On Monday morning, I saw the sunrise over various police agencies dismantling (again) Occupy Oakland tents. That evening, I marched back at sunset with other protesters to take back the plaza. The night before, Denver and Portland authorities moved in to take down local occupy encampments and a swat team stormed an Occupy group’s takeover of an abandoned building in Chapel Hill. The next day, I watched a livestream of Occupy Wall Street being raided.
Then, on Tuesday, the Occupy Cal (University of California-Berkeley) and Occupy Oakland movements converged with a full-sized tent on a large stick as the symbol of the union, and the movement. Soon after, the joint (largest ever) General Assemblies voted to re-encamp the UC Berkeley campus. At this point, thousands of people were spilling out of Sproul plaza, and activists came in and ceremoniously placed five tents in the middle of the crowd to cheers. By this point, the crowd had swelled with a perimeter of people, many of whom were alumni of the famous 1964 free speech movement at the exact same spot, as the annual Mario Savio awards were about to be handed out. 10,000 people encircled, and in effect, revered a few camping tents. Why? Aside from their symbolism, tents matter.
Many in our Occupy Oakland movement question the focus and energy on tents, especially on public property. Why does camping matter? Why not focus on big banks rather than further bankrupting cities? Why can’t we do something rather than waste time and energy on camping? What is missing from these debates is how place matters. Clearly, the orchestration of the police raids on Occupy camps shows that place does matter for the 1%.
I first visited the Occupy Oakland site and the myriad tents in front of city hall with my son Liam, 8, in the afternoon during its first week. We soon found the kid zone, where he practiced capoeira, a Brazilian martial art, with new friends. I chatted with other parents and caregivers about how we all need more collective childcare support. Then, we wandered over to the food tent, where local businesses donate food which is prepared and handed out freely. But Liam was particularly fascinated with the bicycle operated generator which was giving power to the camp.
The Occupy Oakland camp is about many things, not the least of which is to build the type of society in which supporters envision. Activists are often portrayed in the media as “angry” or “against something” – which, well, we may be, as we see an escalating income gap, but the Occupy movement is much more than that. It is about creating what protesters often chant “This is what democracy looks like.” It is about creating a more egalitarian and collective society. And it is this Occupy optimism that is spreading like wildfire across the country.
This institution building in a collective space is what many liberation movements have done around the world – from the communal villages of health clinics and schools with the FMLN in El Salvador to the childcare and breakfast programs with the Black Panthers here in Oakland. This organizing of local institutions is not just about providing basic services that the state or private sector is not – it provides a central and safe way around which people can begin to get involved in activism, as well as anchoring the organizing.
A public space also invites a broad, inclusive group of people, not just people who feel allegiance to one group’s physical space. In my documentary filmmaking days, I tried to have film screenings in public venues, such as an art house theater, rather than only in churches or union halls, which will attract one type of audience. Similarly, by having Occupy Oakland, Occupy Wall Street or Occupy Anywhere in an open public space, the movement is more welcoming to people who just want to stop by to check it out. As with me, that can lead to more and more involvement over time.
This public space for General Assemblies is also critical. These are when proposals are discussed, debated and voted on among hundreds, sometimes thousands, as to what Occupy Oakland, in this case, should do next. It is mesmerizing to participate in such mass democracy in action in which anyone can speak and make proposals, rather than backroom deals and decision-making by the highest paid lobbyists.

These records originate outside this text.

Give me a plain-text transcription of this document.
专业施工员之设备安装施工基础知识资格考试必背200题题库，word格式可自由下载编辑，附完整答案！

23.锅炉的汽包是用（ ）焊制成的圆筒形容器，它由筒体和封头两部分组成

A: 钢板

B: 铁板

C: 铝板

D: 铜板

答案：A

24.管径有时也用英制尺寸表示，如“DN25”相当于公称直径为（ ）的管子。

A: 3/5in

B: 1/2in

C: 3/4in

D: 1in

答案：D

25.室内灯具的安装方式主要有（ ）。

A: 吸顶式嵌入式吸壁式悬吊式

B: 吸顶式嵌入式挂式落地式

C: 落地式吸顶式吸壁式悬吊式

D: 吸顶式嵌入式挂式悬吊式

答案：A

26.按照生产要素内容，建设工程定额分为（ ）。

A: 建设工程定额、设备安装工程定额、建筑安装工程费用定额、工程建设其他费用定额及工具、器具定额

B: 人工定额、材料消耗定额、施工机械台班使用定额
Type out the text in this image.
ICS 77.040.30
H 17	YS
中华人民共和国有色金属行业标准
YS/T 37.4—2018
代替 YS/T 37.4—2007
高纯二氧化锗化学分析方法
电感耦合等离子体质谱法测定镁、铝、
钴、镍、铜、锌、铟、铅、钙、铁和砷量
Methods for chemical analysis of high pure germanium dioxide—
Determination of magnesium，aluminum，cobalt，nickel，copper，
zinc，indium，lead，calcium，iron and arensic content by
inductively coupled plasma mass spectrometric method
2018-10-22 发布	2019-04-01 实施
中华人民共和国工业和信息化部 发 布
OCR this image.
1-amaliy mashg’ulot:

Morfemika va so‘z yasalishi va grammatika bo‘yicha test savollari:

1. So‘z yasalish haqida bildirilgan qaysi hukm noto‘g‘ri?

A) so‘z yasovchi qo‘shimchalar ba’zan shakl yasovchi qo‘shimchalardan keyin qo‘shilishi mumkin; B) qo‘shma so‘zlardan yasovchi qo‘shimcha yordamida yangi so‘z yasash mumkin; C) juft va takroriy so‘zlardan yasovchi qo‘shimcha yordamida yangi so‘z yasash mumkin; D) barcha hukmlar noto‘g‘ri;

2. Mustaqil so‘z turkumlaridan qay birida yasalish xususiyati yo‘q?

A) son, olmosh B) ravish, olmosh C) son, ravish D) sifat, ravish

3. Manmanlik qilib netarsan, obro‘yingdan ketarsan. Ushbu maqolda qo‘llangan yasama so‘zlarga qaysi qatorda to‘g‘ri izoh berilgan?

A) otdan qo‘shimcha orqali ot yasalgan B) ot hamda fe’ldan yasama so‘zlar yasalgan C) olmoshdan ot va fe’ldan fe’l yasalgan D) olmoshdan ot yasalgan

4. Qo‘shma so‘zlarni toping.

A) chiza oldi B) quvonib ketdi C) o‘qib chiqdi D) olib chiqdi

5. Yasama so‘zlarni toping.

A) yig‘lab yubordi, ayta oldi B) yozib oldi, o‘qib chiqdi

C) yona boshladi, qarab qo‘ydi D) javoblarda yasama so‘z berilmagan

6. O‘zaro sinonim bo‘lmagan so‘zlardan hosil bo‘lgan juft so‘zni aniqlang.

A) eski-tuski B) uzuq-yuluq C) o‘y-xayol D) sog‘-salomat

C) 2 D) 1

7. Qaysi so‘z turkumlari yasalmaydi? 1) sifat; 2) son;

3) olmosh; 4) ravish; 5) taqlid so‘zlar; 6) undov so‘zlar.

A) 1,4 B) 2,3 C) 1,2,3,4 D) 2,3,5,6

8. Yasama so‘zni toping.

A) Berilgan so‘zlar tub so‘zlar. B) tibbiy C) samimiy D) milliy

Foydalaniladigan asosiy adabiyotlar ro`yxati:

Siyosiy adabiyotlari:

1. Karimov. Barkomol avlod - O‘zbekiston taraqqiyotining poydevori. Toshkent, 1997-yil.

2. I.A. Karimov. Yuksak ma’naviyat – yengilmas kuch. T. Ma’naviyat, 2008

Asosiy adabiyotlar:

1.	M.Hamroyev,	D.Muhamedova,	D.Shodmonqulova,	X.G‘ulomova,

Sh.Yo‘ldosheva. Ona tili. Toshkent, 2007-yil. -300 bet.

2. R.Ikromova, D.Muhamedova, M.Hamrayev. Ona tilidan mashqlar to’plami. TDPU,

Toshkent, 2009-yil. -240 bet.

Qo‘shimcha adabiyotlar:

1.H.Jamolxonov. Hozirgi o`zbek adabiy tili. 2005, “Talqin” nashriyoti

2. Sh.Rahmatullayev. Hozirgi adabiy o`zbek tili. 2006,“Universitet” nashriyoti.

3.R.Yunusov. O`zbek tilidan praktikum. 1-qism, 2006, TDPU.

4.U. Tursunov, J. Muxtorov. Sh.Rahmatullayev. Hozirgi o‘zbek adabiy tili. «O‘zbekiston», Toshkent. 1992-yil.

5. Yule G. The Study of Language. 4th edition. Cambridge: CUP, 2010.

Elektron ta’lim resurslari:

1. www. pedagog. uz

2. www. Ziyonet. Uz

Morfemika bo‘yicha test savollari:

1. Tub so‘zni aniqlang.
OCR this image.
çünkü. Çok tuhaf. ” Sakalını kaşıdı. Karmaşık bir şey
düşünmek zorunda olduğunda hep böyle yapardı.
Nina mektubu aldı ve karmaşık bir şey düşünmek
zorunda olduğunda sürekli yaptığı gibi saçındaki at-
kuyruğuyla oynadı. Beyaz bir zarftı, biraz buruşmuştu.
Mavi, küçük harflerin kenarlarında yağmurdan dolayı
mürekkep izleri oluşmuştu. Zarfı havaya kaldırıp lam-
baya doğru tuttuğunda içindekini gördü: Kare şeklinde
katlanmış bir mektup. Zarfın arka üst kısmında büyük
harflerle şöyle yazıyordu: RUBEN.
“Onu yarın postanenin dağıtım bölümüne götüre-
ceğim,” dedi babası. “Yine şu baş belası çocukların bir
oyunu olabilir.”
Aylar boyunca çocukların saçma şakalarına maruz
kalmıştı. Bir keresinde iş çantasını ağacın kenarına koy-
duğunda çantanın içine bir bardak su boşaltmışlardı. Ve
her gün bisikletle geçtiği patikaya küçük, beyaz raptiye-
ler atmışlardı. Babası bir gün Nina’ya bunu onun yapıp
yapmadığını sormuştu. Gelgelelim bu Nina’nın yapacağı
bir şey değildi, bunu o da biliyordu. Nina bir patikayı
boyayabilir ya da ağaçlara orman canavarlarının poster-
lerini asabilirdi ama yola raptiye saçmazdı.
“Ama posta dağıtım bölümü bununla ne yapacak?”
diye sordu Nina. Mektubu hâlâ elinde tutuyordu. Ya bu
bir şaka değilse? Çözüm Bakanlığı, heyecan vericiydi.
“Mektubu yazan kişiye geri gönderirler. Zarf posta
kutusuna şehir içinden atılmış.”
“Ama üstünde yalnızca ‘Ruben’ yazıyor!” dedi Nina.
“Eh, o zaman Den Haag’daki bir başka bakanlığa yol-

This morning, I was chatting with a friend who has supported and written extensively about Native political movements. She talked about how the lack of a common place for native communities eliminates the ability to establish sacred rituals. Having a common place is also critical for political movements for cohesion and unity.
More broadly, though, the message that the “occupy” in the Occupy movement sends to the strong believers in individual property rights, who, by the way, also tend to be the 1% who owns most of the property, is that we are taking back that which we have labored – whether a park in Manhattan, in front of city hall in Oakland or an abandoned car dealership in Chapel Hill, NC. Antonio Gramsci wrote over 80 years ago that these “wars of position” are a way not only to anchor political organizing but help inspire and mobilize the general public.
Tents are not just about camping or even squatting. They are about the significance of place and questioning ownership. The 99% recognizes this, which is why the Occupy movement and the encampment tactic have spread like wildfire. Wall Street and the Department of Homeland Security recognize this, which is why they have reportedly orchestrated raids the last week. What the 1% does not understand is that dismantling the tents will not put out our fire. Our longing for collective place – and action – are much deeper than camping out. Pass the collective s’mores, please.